Over the past few years increasing amounts of faculty have been accommodating their own tests for students with disabilities. Because this allows a student to have access to the instructor during testing, as any other student would, this practice has been received with positive response from both students and faculty. The majority of students with disabilities utilize very simple accommodations such as extended time for tests and being able to complete tests in a separate location with fewer distractions. Students who need to access special equipment, or require their entire test be read to them should complete the exam with us; with the exception of language classes or those tests containing subject specific vocabulary. 

There are two prerequisites to accommodate your own tests:

  • Having time enough in your schedule to arrange testing with the student.
  • Having a place that offers few distractions. Having a student complete a test in the school office with an administrative assistant serving as proctor is not an appropriate or effective accommodation.
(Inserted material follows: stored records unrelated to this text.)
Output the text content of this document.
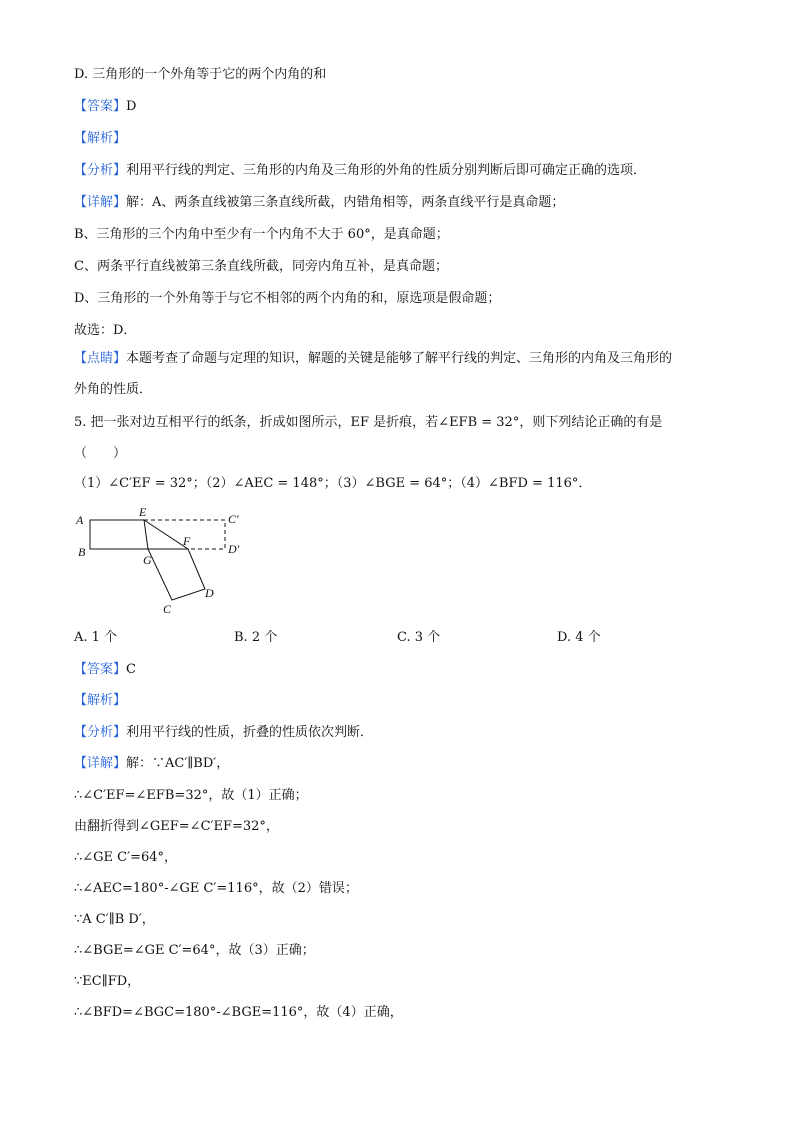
D. 三角形的一个外角等于它的两个内角的和
【答案】D
【解析】
【分析】利用平行线的判定、三角形的内角及三角形的外角的性质分别判断后即可确定正确的选项．
【详解】解：A、两条直线被第三条直线所截，内错角相等，两条直线平行是真命题；
B、三角形的三个内角中至少有一个内角不大于 60°，是真命题；
C、两条平行直线被第三条直线所截，同旁内角互补，是真命题；
D、三角形的一个外角等于与它不相邻的两个内角的和，原选项是假命题；
故选：D．
【点睛】本题考查了命题与定理的知识，解题的关键是能够了解平行线的判定、三角形的内角及三角形的
外角的性质．
5. 把一张对边互相平行的纸条，折成如图所示，EF 是折痕，若∠EFB = 32°，则下列结论正确的有是
（　　）
（1）∠C′EF = 32°；（2）∠AEC = 148°；（3）∠BGE = 64°；（4）∠BFD = 116°．
A
B
E
F
G
C
D
C′
D′
A. 1 个	B. 2 个	C. 3 个	D. 4 个
【答案】C
【解析】
【分析】利用平行线的性质，折叠的性质依次判断．
【详解】解：∵AC′∥BD′，
∴∠C′EF=∠EFB=32°，故（1）正确；
由翻折得到∠GEF=∠C′EF=32°，
∴∠GE C′=64°，
∴∠AEC=180°-∠GE C′=116°，故（2）错误；
∵A C′∥B D′，
∴∠BGE=∠GE C′=64°，故（3）正确；
∵EC∥FD，
∴∠BFD=∠BGC=180°-∠BGE=116°，故（4）正确，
The student should take their exam in or near your office or classroom.

Testing should occur at a time that works for both you and the student. A student should never miss another one of their classes to make up a test. If you do not have the time or the place to accommodate the needs of the student with the disability they should take their test in the Accessibility Services office. 

Using the Accessibility Services office to accommodate tests

When you send a test to the Accessibility Services office please do so at least 48 hours before you are scheduled to give the test to students. This gives me appropriate time to accommodate both you and the student. All tests must be completed the same day the test is scheduled. Any other arrangements must be made by agreement between the student and instructor. 

Tests taken in the Accessibility Services office must include the following information to assist us in providing test accommodations. Test cover sheets are available on-line or in the Accessibility Services office at both campuses but as long as the following information is included accommodations can be appropriately made: 

  • How long do they have to take it? (A typical time frame is to have the student complete the test some time on the same day it is given. Instructors, particularly those who are administering essay exams, may give a longer extended time frame.)
  • Is the exam open book or open notes? (What can they bring into the test?)
  • Can formula sheets be used?
  • Can the test be taken in parts? (Our policy is that the exam is to be completed in one setting unless other arrangements have been made or accommodation documentation has been deemed appropriate.)
  • Are you using bubble sheets, if so which style?

How do I get a test to the Accessibility Services office?

Tests can be sent in a variety of ways.

The preference is to have the exams e-mailed, but if you have material on your exam that will not e-mail, providing hard copies is fine.